East Maui water

The boundary of Ko’olau Ahupua’a begins where the waters of kane flourish through mist and rainfall. This is where my heart lies and where I raise my children; I am the ninth generation of my family to live in these mountains and streams.

The battle East Maui streams face is an act of desecration to all life that flow to our ocean. Twenty seven diversions created for sugar cane fields and profits continue to harm our environment and people. Our traditional farmers find themselves most times standing in a dry stream bed, where once our ancestors and fathers stood in a stream flow above their calves. The fight for our public trust lies in the hands of the people, and together that power can define the future of our island. I am confident as a kua’aina (person of this land) and as a mother, that one day my streams will be running at full capacity with no diversion canals above. My daughters will get to experience once again as their kupuna did, the abundance of water Na Ko’olau (Kailua-Nahiku) elucidates.

The return of the water is vital to my babies’ food source. Sweet potato mounds will be our next production feeding our eight month-old baby, families, and community. Some of our men and women in our community have also prepared their lo’i (patches) for the return of water. We have yet to experience what the word ‘return’ means, however our future is full of faith that our water will soon flow free as nature intended. EMI (East Maui Irrigation) a subsidiary of Alexander & Baldwin has introduced a bill that would overrule a recent Judge’s decision, ruling the water permits that A&B hold invalid. The actions of A&B are the opposite of a well known oleo noe’au (hawaiian saying) He Ali’i Ka ‘Aina He Kauwa ke Kanaka; The land is chief, and man is its servant.

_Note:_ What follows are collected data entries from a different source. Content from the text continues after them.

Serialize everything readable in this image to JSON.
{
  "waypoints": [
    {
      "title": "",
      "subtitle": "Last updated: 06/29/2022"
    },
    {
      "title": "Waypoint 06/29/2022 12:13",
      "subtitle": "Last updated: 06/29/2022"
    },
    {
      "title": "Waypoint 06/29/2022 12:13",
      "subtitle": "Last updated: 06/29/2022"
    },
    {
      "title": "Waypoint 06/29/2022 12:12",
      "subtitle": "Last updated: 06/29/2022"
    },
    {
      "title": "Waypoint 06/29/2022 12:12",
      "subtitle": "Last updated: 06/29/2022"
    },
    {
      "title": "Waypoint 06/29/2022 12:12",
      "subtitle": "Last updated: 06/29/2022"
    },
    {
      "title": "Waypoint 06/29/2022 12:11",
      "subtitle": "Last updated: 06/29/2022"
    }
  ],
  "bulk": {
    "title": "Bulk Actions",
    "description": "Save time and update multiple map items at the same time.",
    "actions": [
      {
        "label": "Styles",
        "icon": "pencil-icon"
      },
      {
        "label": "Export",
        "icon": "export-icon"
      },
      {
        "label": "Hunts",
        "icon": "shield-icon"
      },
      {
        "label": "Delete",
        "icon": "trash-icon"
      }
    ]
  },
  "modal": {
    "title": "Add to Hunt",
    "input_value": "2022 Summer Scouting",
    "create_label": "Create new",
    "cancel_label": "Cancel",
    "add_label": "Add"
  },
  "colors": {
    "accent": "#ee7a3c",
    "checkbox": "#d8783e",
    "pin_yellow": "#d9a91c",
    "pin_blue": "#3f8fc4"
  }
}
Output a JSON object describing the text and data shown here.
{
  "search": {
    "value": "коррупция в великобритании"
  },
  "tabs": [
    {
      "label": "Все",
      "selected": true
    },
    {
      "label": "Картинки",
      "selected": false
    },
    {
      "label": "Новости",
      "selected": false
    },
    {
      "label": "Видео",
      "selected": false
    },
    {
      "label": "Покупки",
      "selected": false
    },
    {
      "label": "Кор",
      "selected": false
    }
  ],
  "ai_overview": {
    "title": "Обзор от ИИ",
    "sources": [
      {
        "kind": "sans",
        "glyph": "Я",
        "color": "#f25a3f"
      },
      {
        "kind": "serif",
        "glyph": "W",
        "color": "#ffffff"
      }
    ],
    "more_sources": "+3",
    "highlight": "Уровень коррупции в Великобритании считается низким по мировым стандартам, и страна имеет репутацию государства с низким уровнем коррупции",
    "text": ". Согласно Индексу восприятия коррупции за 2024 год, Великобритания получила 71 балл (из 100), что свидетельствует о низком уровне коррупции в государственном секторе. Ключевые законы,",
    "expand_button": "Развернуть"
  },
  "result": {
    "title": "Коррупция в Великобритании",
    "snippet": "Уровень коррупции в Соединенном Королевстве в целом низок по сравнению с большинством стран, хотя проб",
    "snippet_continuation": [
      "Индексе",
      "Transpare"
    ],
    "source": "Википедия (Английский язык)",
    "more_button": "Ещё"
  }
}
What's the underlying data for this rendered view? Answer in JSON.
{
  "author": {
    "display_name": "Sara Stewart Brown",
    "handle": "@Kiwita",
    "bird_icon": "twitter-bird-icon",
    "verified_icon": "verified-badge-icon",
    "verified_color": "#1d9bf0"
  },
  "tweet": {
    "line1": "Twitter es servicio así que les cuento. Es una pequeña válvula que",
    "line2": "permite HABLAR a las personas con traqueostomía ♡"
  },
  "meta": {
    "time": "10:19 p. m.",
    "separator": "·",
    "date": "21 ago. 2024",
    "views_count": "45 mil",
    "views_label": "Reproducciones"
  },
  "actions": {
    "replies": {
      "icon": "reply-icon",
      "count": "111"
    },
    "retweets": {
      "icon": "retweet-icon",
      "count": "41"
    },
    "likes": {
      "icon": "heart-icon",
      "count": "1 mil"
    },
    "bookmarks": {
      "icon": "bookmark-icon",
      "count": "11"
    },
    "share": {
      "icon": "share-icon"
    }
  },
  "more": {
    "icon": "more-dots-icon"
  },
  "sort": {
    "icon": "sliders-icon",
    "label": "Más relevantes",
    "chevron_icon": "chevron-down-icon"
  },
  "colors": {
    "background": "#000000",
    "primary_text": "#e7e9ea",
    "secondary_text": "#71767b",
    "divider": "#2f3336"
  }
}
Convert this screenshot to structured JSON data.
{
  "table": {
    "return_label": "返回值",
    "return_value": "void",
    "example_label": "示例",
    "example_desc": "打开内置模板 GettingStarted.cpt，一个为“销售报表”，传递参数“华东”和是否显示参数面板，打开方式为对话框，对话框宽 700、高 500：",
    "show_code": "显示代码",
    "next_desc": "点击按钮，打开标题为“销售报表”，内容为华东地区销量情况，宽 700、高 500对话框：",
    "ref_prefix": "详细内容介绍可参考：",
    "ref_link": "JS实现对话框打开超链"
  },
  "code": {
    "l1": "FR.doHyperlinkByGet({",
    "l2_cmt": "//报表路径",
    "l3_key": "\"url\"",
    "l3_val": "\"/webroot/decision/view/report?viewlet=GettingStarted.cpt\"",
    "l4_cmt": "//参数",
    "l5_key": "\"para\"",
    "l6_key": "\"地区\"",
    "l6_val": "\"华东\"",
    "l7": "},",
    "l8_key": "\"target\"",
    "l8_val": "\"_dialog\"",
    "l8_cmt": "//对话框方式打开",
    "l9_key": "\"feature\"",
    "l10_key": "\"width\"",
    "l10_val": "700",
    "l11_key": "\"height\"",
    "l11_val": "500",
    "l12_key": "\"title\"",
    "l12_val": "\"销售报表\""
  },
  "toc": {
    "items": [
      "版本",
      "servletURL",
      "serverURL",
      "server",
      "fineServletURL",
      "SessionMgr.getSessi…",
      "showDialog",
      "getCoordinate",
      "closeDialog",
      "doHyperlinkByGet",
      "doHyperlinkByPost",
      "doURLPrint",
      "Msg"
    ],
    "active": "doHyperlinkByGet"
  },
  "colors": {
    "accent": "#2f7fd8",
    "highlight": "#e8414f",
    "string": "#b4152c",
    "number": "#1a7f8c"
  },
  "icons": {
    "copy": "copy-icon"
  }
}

My roots are deeply planted within Ko’olau ‘Ahupua’a (Kailua-Nahiku mountain to the sea boundary) and my community stands together on many issues. We seek positive solutions when the issue is confronted. The return of water is the solution for our land, ecosystems, traditional farmers, and fishermen. My emotions connected to our water fight get twisted along the Hana Highway much like the many turns and curves the road holds. However, it is my job as a mother, to seek the best outcome in all things presented to me. For the love of my ‘ohana and ‘aina I will always fight for righteousness.